The next morning, Bennett got up, collected his wits and faced the cameras to announce the renunciation of his ultimatum and said that he will, indeed, remain in the coalition. He realized that Netanyahu had outflanked him and understood that if he would dismantle the government, he would be forever blamed for doing so on the eve of a security crisis. Of course, the million-dollar question is whether there really is an invisible security threat that threatens the Jewish state.
Much intelligence information regarding the northern front has evidently been gathered for some time. In his Sept. 27 speech to the United Nations General Assembly, Netanyahu disclosed information about Hezbollah’s clandestine bases with precise missiles hidden in various sites in Beirut, including a soccer stadium. The Israeli air force does not bomb Lebanon, in accordance with the rules of the game that were formed between the sides in recent years. Following Netanyahu’s words, Hezbollah evidently hurried to move these missiles to alternate sites. However, even if Israel will one day have to decide whether to bomb targets in Beirut, this is not a pressing, immediate decision nor a choice that has never been made before by Israeli leaders.

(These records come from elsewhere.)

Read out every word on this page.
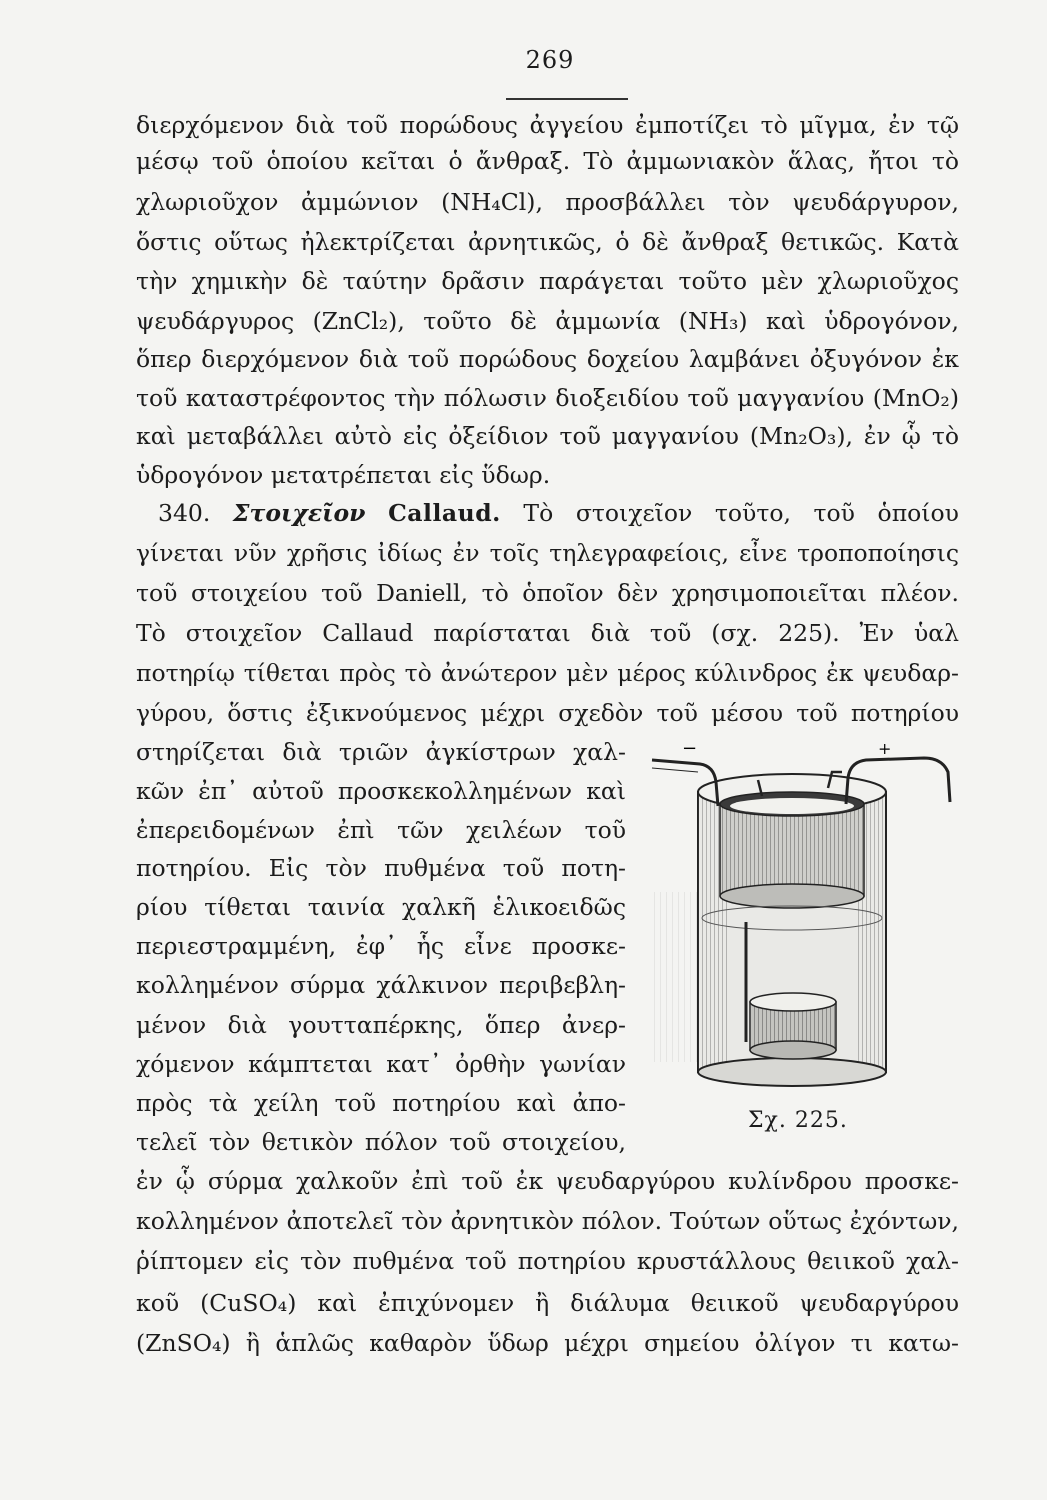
269
διερχόμενον διὰ τοῦ πορώδους ἀγγείου ἐμποτίζει τὸ μῖγμα, ἐν τῷ
μέσῳ τοῦ ὁποίου κεῖται ὁ ἄνθραξ. Τὸ ἀμμωνιακὸν ἅλας, ἤτοι τὸ
χλωριοῦχον ἀμμώνιον (NH₄Cl), προσβάλλει τὸν ψευδάργυρον,
ὅστις οὕτως ἠλεκτρίζεται ἀρνητικῶς, ὁ δὲ ἄνθραξ θετικῶς. Κατὰ
τὴν χημικὴν δὲ ταύτην δρᾶσιν παράγεται τοῦτο μὲν χλωριοῦχος
ψευδάργυρος (ZnCl₂), τοῦτο δὲ ἀμμωνία (NH₃) καὶ ὑδρογόνον,
ὅπερ διερχόμενον διὰ τοῦ πορώδους δοχείου λαμβάνει ὀξυγόνον ἐκ
τοῦ καταστρέφοντος τὴν πόλωσιν διοξειδίου τοῦ μαγγανίου (MnO₂)
καὶ μεταβάλλει αὐτὸ εἰς ὀξείδιον τοῦ μαγγανίου (Mn₂O₃), ἐν ᾧ τὸ
ὑδρογόνον μετατρέπεται εἰς ὕδωρ.
340. Στοιχεῖον Callaud. Τὸ στοιχεῖον τοῦτο, τοῦ ὁποίου
γίνεται νῦν χρῆσις ἰδίως ἐν τοῖς τηλεγραφείοις, εἶνε τροποποίησις
τοῦ στοιχείου τοῦ Daniell, τὸ ὁποῖον δὲν χρησιμοποιεῖται πλέον.
Τὸ στοιχεῖον Callaud παρίσταται διὰ τοῦ (σχ. 225). Ἐν ὑαλ
ποτηρίῳ τίθεται πρὸς τὸ ἀνώτερον μὲν μέρος κύλινδρος ἐκ ψευδαρ-
γύρου, ὅστις ἐξικνούμενος μέχρι σχεδὸν τοῦ μέσου τοῦ ποτηρίου
στηρίζεται διὰ τριῶν ἀγκίστρων χαλ-
κῶν ἐπ᾽ αὐτοῦ προσκεκολλημένων καὶ
ἐπερειδομένων ἐπὶ τῶν χειλέων τοῦ
ποτηρίου. Εἰς τὸν πυθμένα τοῦ ποτη-
ρίου τίθεται ταινία χαλκῆ ἑλικοειδῶς
περιεστραμμένη, ἐφ᾽ ἧς εἶνε προσκε-
κολλημένον σύρμα χάλκινον περιβεβλη-
μένον διὰ γουτταπέρκης, ὅπερ ἀνερ-
χόμενον κάμπτεται κατ᾽ ὀρθὴν γωνίαν
πρὸς τὰ χείλη τοῦ ποτηρίου καὶ ἀπο-
τελεῖ τὸν θετικὸν πόλον τοῦ στοιχείου,
−	+
Σχ. 225.
ἐν ᾧ σύρμα χαλκοῦν ἐπὶ τοῦ ἐκ ψευδαργύρου κυλίνδρου προσκε-
κολλημένον ἀποτελεῖ τὸν ἀρνητικὸν πόλον. Τούτων οὕτως ἐχόντων,
ῥίπτομεν εἰς τὸν πυθμένα τοῦ ποτηρίου κρυστάλλους θειικοῦ χαλ-
κοῦ (CuSO₄) καὶ ἐπιχύνομεν ἢ διάλυμα θειικοῦ ψευδαργύρου
(ZnSO₄) ἢ ἁπλῶς καθαρὸν ὕδωρ μέχρι σημείου ὀλίγον τι κατω-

Ever since the establishment of the State of Israel, there has never been a period in which no intel existed about possible threats to the state. There have always been worrisome intelligence reports on plots and conspiracies against Israel, on weapons or plans to attack the country. Even the southern front is home to explosives and time bombs that can detonate at any given moment. Netanyahu knows that in the next crisis with Hamas, it will be harder for Israel to maintain restraint and return to daily life afterward. As prime minister he will have to pay an additional, weighty political price similar to the price he paid last week. On Nov. 21, his great rival, former minister Gideon Sa'ar, called for a preemptive strike against Hezbollah and Hamas. Therefore, Netanyahu is not really lying when he says that the future “will dictate self-sacrifice,” but he is also not being precise. He is, as usual, constructing a threat and leveraging it for his political benefit. And this week, for the millionth time, he succeeded.